The New Hampshire Senate Education Committee in executive session voted to advance House Bill 292, as amended, to allow school districts facing severe financial distress to access a portion of their state adequacy funding earlier in the fiscal year through a revenue-stabilization loan.
Grant Bossi, deputy chief of staff at the New Hampshire Senate, told the committee the amendment (identified in the record as 3094) is designed to broaden the original Claremont-focused proposal so other districts could qualify. "This is not new money. This is not more money," Bossi said, explaining the change would allow districts "access to their adequacy funds earlier in the year to help with cash flow problems." He added that participation would come with extensive reporting requirements and audits: districts taking a loan would be subject to financial and performance audits by the joint legislative fiscal committee unless that committee unanimously voted not to conduct them.

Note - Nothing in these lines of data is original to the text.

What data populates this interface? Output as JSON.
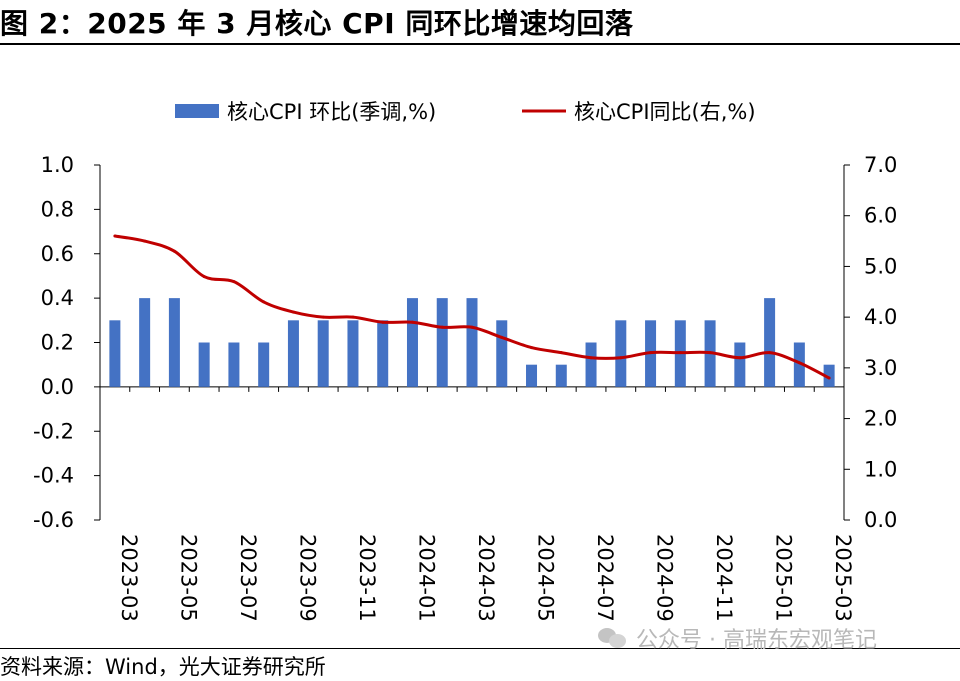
{
  "title": "图 2：2025 年 3 月核心 CPI 同环比增速均回落",
  "source": "资料来源：Wind，光大证券研究所",
  "watermark": "公众号 · 高瑞东宏观笔记",
  "watermark_icon": "wechat-icon",
  "colors": {
    "bar": "#4472C4",
    "line": "#C00000"
  },
  "chart_data": {
    "type": "bar",
    "categories": [
      "2023-03",
      "2023-04",
      "2023-05",
      "2023-06",
      "2023-07",
      "2023-08",
      "2023-09",
      "2023-10",
      "2023-11",
      "2023-12",
      "2024-01",
      "2024-02",
      "2024-03",
      "2024-04",
      "2024-05",
      "2024-06",
      "2024-07",
      "2024-08",
      "2024-09",
      "2024-10",
      "2024-11",
      "2024-12",
      "2025-01",
      "2025-02",
      "2025-03"
    ],
    "tick_labels": [
      "2023-03",
      "2023-05",
      "2023-07",
      "2023-09",
      "2023-11",
      "2024-01",
      "2024-03",
      "2024-05",
      "2024-07",
      "2024-09",
      "2024-11",
      "2025-01",
      "2025-03"
    ],
    "series": [
      {
        "name": "核心CPI 环比(季调,%)",
        "type": "bar",
        "axis": "left",
        "values": [
          0.3,
          0.4,
          0.4,
          0.2,
          0.2,
          0.2,
          0.3,
          0.3,
          0.3,
          0.3,
          0.4,
          0.4,
          0.4,
          0.3,
          0.1,
          0.1,
          0.2,
          0.3,
          0.3,
          0.3,
          0.3,
          0.2,
          0.4,
          0.2,
          0.1
        ]
      },
      {
        "name": "核心CPI同比(右,%)",
        "type": "line",
        "axis": "right",
        "values": [
          5.6,
          5.5,
          5.3,
          4.8,
          4.7,
          4.3,
          4.1,
          4.0,
          4.0,
          3.9,
          3.9,
          3.8,
          3.8,
          3.6,
          3.4,
          3.3,
          3.2,
          3.2,
          3.3,
          3.3,
          3.3,
          3.2,
          3.3,
          3.1,
          2.8
        ]
      }
    ],
    "y_left": {
      "min": -0.6,
      "max": 1.0,
      "ticks": [
        "1.0",
        "0.8",
        "0.6",
        "0.4",
        "0.2",
        "0.0",
        "-0.2",
        "-0.4",
        "-0.6"
      ]
    },
    "y_right": {
      "min": 0.0,
      "max": 7.0,
      "ticks": [
        "7.0",
        "6.0",
        "5.0",
        "4.0",
        "3.0",
        "2.0",
        "1.0",
        "0.0"
      ]
    },
    "grid": false,
    "legend_position": "top"
  }
}
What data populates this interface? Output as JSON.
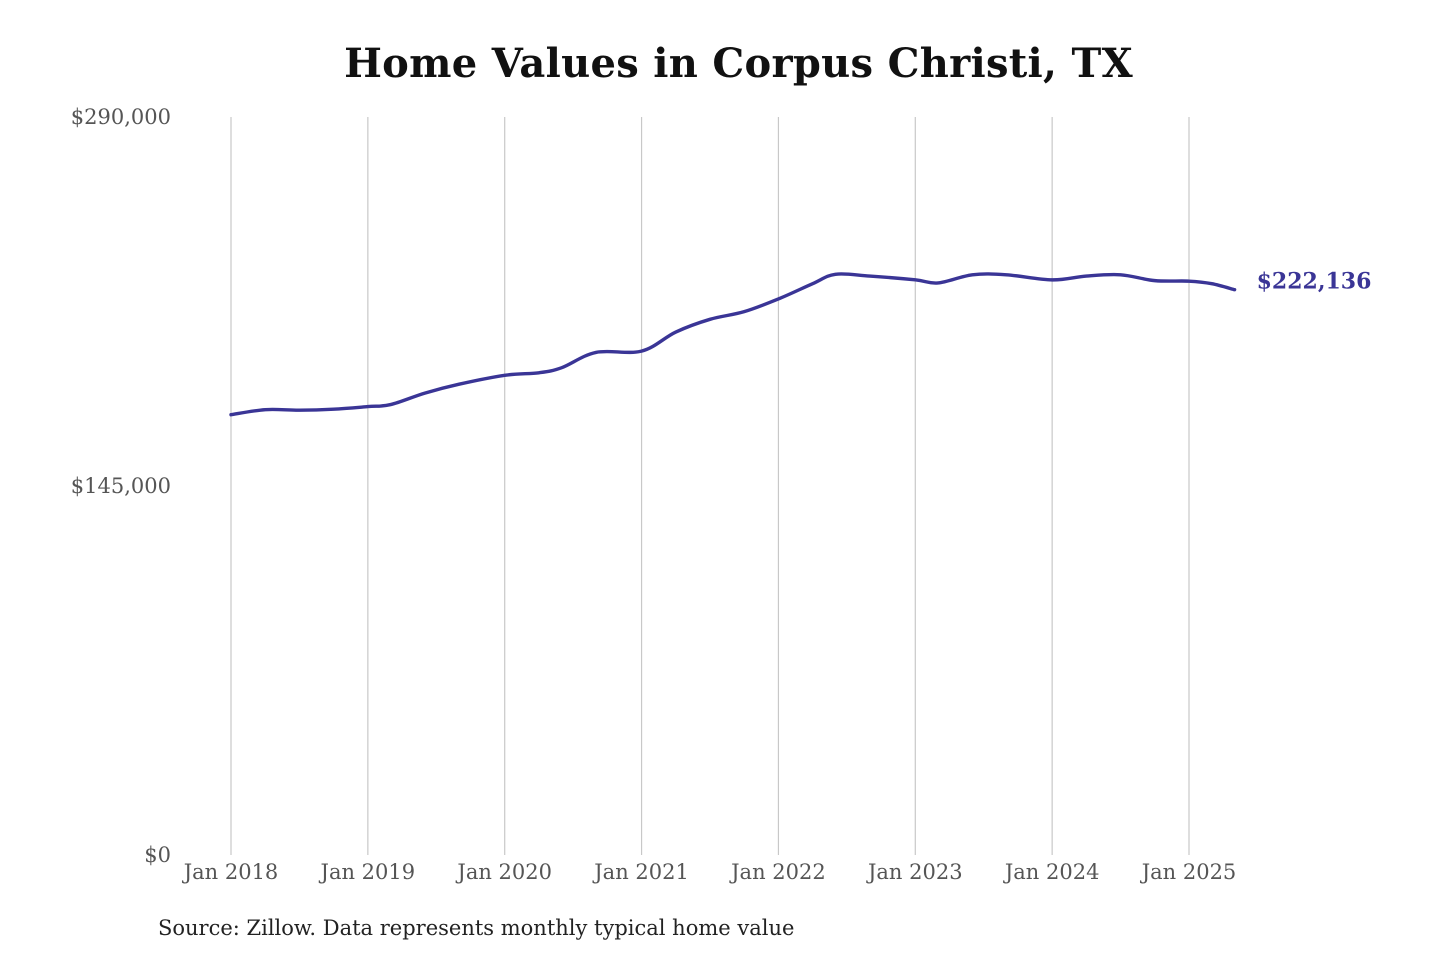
{
  "chart_data": {
    "type": "line",
    "title": "Home Values in Corpus Christi, TX",
    "xlabel": "",
    "ylabel": "",
    "ylim": [
      0,
      290000
    ],
    "y_ticks": [
      {
        "value": 0,
        "label": "$0"
      },
      {
        "value": 145000,
        "label": "$145,000"
      },
      {
        "value": 290000,
        "label": "$290,000"
      }
    ],
    "x_ticks": [
      {
        "value": "2018-01",
        "label": "Jan 2018"
      },
      {
        "value": "2019-01",
        "label": "Jan 2019"
      },
      {
        "value": "2020-01",
        "label": "Jan 2020"
      },
      {
        "value": "2021-01",
        "label": "Jan 2021"
      },
      {
        "value": "2022-01",
        "label": "Jan 2022"
      },
      {
        "value": "2023-01",
        "label": "Jan 2023"
      },
      {
        "value": "2024-01",
        "label": "Jan 2024"
      },
      {
        "value": "2025-01",
        "label": "Jan 2025"
      }
    ],
    "x_range": [
      "2018-01",
      "2025-05"
    ],
    "grid": {
      "vertical": true,
      "horizontal": false
    },
    "line_color": "#3a3596",
    "end_label": "$222,136",
    "series": [
      {
        "points": [
          {
            "x": "2018-01",
            "y": 173000
          },
          {
            "x": "2018-04",
            "y": 175000
          },
          {
            "x": "2018-07",
            "y": 174800
          },
          {
            "x": "2018-10",
            "y": 175200
          },
          {
            "x": "2019-01",
            "y": 176200
          },
          {
            "x": "2019-03",
            "y": 177000
          },
          {
            "x": "2019-06",
            "y": 181500
          },
          {
            "x": "2019-09",
            "y": 185000
          },
          {
            "x": "2020-01",
            "y": 188500
          },
          {
            "x": "2020-04",
            "y": 189500
          },
          {
            "x": "2020-06",
            "y": 191500
          },
          {
            "x": "2020-09",
            "y": 197500
          },
          {
            "x": "2021-01",
            "y": 198000
          },
          {
            "x": "2021-04",
            "y": 205500
          },
          {
            "x": "2021-07",
            "y": 210500
          },
          {
            "x": "2021-10",
            "y": 213500
          },
          {
            "x": "2022-01",
            "y": 218500
          },
          {
            "x": "2022-04",
            "y": 224500
          },
          {
            "x": "2022-06",
            "y": 228200
          },
          {
            "x": "2022-09",
            "y": 227500
          },
          {
            "x": "2023-01",
            "y": 226000
          },
          {
            "x": "2023-03",
            "y": 224800
          },
          {
            "x": "2023-06",
            "y": 228000
          },
          {
            "x": "2023-09",
            "y": 228000
          },
          {
            "x": "2024-01",
            "y": 226000
          },
          {
            "x": "2024-04",
            "y": 227500
          },
          {
            "x": "2024-07",
            "y": 228000
          },
          {
            "x": "2024-10",
            "y": 225700
          },
          {
            "x": "2025-01",
            "y": 225500
          },
          {
            "x": "2025-03",
            "y": 224500
          },
          {
            "x": "2025-05",
            "y": 222136
          }
        ]
      }
    ]
  },
  "source_note": "Source: Zillow. Data represents monthly typical home value"
}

Key mechanics in the amendment include a clarification that a district could receive up to 75% of its own total adequacy funding (not 75% of the entire statewide adequacy pool), a floor on the interest rate set by reference to the effective federal funds rate (quoted in the hearing as 3.88), a cap limiting participation to three consecutive academic years, and a sunset for the whole program in 2030. Bossi summarized the repayment safeguard this way: if a district defaults on reporting or other conditions, "the treasurer would simply take what is owed out of your future adequacy payments." The amendment also allows the commissioner of education, the state treasurer and the fiscal committee to approve participation for any district.
Members asked several questions about the interest-rate floor and whether it effectively creates a higher-cost borrowing mechanism compared with other state revolving funds. Senator Francis said she "remains concerned about the interest rate" and urged negotiation with the treasurer to seek a lower floor; "that puts me in a position where... I'm not going to vote for this this morning" unless the rate is revisited. Other senators, including Senator Innes, argued a rate floor is appropriate to avoid creating what they described as an easy bailout and to discourage fiscal complacency.
The amendment also added a change allowing residents of a participating district to apply for Education Freedom Accounts (EFA) even if the program cap had passed, a provision that prompted objections. Senator O'Shaughnessy moved to remove the EFA expansion ("take out page 4, lines 8 and 9") citing the risk of midyear enrollment disruption if families left a district while it was borrowing against projected adequacy. Supporters said the provision aimed to expand parental options in a district facing severe uncertainty.
Committee members approved technical committee corrections to the amendment language by voice (recorded in the transcript as 5–0 for those edits). The committee then voted on the amendment as presented; the transcript records the amendment vote as 3–2 (two senators recorded as voting no). The committee chair then recorded HB 292 as "as amended" and indicated it would be sent to the full Senate for floor action.
The amendment places extensive accountability requirements on districts that participate (financial reporting to the treasurer, Department of Education, the Legislative Budget Assistant and others) and envisions audits by the joint legislative fiscal committee. Bossi stressed the measure "is not an exposure to taxpayers" because repayment is secured against future adequacy payments.
Next steps: HB 292 as amended will proceed from the committee to the Senate floor; supporters and critics signaled an intention to continue negotiations on interest-rate language and any remaining technical fixes before that floor debate.